High Blood Pressure Often Uncontrolled
Problem Especially Seen in Elderly Women
WebMD News Archive
The percentages with normal blood pressure were:
- Younger than 60: 39%
- 60-79: 14%
- 80 and older: 7%
Everyone else had prehypertension. Even people with prehypertension are at increased risk of developing heart problems.
Blood Pressure Risky for Blacks
The study's participants were mainly white. In the U.S., blacks tend to develop high blood pressure at an earlier age and have more severe cases than whites.
Blood Pressure Control Worst in Elderly Women
Few people (32% overall) had gotten their high blood pressure under control. "Control" meant getting blood pressure out of the "high" category, not all the way down to "normal."
Elderly women aged 80 and older were the least likely to have their high blood pressure under control. Fewer than one in four of them had gotten their high blood pressure under control.

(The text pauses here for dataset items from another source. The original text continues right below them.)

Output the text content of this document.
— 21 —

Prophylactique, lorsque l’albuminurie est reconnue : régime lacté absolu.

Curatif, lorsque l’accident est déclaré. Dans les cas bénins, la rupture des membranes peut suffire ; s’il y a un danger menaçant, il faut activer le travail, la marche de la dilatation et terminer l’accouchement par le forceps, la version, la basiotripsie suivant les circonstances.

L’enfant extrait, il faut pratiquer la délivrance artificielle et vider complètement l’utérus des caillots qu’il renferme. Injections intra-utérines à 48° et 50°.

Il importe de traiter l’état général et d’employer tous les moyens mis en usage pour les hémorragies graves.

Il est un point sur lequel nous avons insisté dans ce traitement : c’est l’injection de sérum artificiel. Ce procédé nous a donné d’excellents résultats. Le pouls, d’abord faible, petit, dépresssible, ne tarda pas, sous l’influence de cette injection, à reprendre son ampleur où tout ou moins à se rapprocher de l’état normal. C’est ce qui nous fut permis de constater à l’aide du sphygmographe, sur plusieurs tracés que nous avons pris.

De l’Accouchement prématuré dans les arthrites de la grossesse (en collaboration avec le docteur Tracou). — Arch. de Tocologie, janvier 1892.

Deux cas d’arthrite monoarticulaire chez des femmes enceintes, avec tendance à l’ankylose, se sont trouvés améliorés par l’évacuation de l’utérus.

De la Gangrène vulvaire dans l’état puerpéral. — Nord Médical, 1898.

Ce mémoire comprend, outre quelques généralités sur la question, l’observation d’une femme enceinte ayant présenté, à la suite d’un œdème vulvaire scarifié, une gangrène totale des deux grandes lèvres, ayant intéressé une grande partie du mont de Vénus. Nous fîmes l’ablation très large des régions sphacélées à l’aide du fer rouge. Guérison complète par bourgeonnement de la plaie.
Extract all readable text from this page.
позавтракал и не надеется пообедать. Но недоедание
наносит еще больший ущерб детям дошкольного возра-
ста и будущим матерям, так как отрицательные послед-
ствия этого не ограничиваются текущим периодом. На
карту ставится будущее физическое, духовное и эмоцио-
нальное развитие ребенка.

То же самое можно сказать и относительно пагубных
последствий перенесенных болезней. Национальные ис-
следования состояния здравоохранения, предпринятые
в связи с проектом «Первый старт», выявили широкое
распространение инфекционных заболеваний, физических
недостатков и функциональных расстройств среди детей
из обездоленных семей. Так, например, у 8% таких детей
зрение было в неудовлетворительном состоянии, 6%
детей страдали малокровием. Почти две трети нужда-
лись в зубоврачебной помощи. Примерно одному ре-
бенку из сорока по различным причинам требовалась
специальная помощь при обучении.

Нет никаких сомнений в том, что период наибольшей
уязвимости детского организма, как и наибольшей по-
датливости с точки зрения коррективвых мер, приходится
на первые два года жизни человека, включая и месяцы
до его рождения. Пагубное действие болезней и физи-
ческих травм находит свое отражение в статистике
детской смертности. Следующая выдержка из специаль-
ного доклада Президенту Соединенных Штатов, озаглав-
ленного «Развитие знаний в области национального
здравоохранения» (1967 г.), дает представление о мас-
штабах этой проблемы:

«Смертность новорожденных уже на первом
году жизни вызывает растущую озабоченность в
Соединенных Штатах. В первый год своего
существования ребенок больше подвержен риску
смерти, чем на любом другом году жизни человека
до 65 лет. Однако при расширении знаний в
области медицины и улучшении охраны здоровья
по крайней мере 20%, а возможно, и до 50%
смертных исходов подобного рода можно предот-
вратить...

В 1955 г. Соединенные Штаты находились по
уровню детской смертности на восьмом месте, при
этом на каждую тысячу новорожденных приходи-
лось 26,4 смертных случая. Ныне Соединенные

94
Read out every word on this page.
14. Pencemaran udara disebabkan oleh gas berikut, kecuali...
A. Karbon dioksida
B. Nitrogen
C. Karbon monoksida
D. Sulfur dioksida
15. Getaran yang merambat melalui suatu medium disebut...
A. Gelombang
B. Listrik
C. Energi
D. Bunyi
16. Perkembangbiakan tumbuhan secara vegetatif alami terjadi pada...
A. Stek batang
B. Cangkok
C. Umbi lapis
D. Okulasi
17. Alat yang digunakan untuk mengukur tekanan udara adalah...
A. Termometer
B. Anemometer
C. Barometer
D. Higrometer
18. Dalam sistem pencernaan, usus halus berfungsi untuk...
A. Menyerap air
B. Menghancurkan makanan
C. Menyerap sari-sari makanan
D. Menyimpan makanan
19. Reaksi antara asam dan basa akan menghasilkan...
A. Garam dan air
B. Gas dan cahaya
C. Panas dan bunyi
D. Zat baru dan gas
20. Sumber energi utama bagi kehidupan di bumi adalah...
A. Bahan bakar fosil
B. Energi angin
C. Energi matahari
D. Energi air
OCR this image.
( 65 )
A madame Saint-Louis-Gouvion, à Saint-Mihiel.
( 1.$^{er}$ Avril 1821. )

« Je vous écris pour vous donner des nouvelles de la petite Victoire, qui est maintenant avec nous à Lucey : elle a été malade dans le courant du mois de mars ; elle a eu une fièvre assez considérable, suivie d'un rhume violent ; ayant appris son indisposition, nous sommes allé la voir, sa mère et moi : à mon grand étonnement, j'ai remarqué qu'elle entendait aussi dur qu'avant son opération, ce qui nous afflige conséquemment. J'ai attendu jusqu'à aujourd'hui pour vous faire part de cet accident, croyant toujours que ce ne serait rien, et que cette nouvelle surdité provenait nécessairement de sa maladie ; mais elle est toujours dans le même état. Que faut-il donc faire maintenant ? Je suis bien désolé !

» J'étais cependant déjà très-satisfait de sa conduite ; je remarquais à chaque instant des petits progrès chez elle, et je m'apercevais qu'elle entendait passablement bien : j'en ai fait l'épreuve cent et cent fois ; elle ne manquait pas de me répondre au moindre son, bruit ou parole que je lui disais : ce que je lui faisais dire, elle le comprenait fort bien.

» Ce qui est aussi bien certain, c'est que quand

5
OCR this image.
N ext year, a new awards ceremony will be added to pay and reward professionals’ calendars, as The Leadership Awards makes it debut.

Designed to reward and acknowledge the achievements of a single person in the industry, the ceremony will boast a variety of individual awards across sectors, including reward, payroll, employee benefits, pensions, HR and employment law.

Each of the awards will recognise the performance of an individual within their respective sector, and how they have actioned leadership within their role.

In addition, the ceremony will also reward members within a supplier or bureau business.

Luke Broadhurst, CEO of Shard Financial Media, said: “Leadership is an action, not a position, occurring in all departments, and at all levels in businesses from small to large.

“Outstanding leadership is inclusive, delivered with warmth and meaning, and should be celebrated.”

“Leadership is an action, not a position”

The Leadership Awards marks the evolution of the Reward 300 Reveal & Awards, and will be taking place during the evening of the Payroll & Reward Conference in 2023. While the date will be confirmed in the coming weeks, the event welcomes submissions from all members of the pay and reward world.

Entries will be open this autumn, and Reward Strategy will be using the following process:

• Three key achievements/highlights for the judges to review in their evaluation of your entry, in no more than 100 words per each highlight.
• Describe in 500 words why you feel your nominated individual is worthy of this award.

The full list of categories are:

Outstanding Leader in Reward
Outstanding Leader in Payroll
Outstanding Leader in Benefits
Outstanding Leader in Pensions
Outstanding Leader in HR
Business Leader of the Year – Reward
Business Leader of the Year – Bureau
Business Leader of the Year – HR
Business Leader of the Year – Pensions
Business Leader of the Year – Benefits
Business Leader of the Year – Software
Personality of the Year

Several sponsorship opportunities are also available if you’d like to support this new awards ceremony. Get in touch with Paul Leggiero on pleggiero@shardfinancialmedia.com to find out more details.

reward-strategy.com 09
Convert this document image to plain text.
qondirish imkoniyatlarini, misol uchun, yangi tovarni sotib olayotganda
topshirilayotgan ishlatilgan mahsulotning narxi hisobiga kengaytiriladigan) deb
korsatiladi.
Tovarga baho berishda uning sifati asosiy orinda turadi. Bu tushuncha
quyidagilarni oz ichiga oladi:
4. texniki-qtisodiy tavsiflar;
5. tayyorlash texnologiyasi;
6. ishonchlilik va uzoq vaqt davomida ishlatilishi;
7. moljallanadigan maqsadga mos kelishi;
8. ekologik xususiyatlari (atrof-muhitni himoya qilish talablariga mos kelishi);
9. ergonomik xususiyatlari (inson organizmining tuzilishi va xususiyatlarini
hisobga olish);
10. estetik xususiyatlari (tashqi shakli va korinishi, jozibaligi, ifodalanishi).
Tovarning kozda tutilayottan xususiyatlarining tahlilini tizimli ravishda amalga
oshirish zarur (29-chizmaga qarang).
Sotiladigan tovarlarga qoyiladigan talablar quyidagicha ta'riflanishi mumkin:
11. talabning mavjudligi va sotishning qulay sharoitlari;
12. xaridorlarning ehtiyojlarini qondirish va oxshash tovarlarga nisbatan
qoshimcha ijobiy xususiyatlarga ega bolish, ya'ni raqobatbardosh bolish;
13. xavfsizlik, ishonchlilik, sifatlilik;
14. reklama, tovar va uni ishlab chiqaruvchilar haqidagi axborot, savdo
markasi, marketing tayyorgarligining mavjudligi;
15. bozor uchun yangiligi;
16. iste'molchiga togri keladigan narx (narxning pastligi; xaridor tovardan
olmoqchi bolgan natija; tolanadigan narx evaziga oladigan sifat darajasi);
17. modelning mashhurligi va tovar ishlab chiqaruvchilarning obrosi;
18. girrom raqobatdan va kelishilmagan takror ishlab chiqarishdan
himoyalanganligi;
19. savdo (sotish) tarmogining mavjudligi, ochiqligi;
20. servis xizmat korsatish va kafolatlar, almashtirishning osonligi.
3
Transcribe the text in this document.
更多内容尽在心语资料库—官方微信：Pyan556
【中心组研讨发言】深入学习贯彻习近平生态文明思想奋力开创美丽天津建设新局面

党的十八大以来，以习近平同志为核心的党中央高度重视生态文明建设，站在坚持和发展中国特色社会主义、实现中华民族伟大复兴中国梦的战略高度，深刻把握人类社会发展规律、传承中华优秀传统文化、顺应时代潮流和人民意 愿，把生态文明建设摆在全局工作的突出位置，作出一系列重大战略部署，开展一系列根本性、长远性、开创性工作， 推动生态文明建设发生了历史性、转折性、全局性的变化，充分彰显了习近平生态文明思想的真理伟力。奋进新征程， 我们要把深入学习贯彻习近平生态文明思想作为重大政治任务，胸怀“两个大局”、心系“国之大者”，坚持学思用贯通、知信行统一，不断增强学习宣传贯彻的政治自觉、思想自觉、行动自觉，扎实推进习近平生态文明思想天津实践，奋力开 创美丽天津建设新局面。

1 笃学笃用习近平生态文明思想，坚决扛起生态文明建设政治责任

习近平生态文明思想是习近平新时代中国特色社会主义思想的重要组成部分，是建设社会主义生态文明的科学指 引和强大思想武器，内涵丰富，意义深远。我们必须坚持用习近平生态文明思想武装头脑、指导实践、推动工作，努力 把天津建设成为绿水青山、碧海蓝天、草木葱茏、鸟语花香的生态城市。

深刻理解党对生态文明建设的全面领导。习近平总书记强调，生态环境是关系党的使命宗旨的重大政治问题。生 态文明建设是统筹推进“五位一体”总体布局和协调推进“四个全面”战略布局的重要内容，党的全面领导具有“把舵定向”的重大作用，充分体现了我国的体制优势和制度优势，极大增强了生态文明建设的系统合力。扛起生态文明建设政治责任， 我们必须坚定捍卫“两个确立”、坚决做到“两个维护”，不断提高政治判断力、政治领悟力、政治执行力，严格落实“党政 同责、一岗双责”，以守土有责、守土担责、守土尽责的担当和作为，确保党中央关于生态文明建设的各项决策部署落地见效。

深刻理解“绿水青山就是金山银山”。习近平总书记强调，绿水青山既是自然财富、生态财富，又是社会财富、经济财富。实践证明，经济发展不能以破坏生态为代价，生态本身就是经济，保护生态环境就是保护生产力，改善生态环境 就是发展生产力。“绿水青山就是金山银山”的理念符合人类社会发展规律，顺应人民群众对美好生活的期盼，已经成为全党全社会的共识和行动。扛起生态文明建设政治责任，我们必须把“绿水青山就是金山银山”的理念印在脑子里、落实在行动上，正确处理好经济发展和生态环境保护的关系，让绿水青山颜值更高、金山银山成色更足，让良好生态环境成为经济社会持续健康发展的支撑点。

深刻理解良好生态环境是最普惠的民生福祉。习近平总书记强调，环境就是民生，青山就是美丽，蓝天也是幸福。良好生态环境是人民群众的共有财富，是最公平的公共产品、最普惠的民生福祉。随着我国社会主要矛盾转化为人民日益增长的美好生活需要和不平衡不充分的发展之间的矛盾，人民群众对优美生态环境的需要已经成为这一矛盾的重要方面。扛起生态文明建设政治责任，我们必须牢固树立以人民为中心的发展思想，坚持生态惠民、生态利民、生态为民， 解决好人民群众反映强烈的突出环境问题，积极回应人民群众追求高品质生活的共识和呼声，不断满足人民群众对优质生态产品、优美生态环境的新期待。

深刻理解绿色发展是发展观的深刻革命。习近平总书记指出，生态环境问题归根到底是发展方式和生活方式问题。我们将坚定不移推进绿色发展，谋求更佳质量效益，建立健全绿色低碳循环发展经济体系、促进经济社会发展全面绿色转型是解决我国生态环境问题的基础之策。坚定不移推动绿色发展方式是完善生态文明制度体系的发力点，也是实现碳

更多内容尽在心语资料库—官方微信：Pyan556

Among men of the same age, 38% had their high blood pressure under control, the researchers write.
Lack of blood pressure control raises the chance of heart failure, heart attack, and stroke.
Overall, nearly seven in 10 people with high blood pressure were getting treated. Most (60%) took one blood pressure drug, 30% used two, and 10% used three or more.
Water pills (diuretics) were underused as a blood pressure treatment, particularly among men, with newer blood pressure drugs getting "preferential prescription," write the researchers.
While the researchers don't question the safety and usefulness of those newer drugs, they note some advantages with diuretics.
There is "wealth of evidence suggesting that thiazide diuretics are the most cost-effective agents for blood pressure reduction, and that they are particularly efficacious among the elderly," write the researchers.